The U.S. Department of the Treasury has electronically sent out two-thirds of the second round of individual stimulus checks, or over $112 billion in payments, according to a report from The Wall Street Journal (WSJ).
The payments of $600 for every adult and child totaled a cost of around $164 billion, WSJ reported.
The payments come as part of the $900 billion relief bill passed at the end of last month, which also included money to go toward assistance for unemployment and small businesses.
The disbursements are going faster than the initial round of $1,200 payments for adults from last spring’s CARES Act, which only saw around half of those payments reaching people within two weeks.
In addition to the digital payments, further payments are going out in the mail and on prepaid debit cards, although WSJ reported that it’s unknown how many payments have been made.
“While the IRS has been able to deliver the second round of Economic Impact Payments in record time, we understand there are many questions and we appreciate everyone’s patience during this period,” the agency said in a statement late Tuesday (Jan. 5), according to WSJ.
The problems from last spring’s rollout are likely to reoccur in some ways, including households that have changed bank accounts, payments going to former spouses by mistake and some simply not getting the full amount of the payments, according to WSJ.
In related news, the IRS is warning of scams related to the stimulus payments, PYMNTS reported.

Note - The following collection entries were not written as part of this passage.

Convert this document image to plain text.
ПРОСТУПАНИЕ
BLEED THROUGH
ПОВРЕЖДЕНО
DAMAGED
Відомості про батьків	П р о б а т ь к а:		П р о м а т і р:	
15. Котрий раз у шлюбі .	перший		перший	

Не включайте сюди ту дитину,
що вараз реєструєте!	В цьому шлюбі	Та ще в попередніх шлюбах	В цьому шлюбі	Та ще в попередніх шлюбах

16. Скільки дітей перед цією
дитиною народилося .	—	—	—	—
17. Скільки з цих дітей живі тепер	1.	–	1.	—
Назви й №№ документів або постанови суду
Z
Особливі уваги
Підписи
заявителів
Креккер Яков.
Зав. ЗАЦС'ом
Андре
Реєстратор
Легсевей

The IRS said it will never call to ask for or verify financial information, and anyone doing so is likely a predator. In addition, the IRS said bad actors could send fraudulent emails that seem like they come from the organization but have suspicious-looking links.
PYMNTS reported that the most important question surrounding the second round of stimulus payments is: What will consumers do with the money? After receiving the first-round checks, many consumers tended to pay debt or pad savings accounts.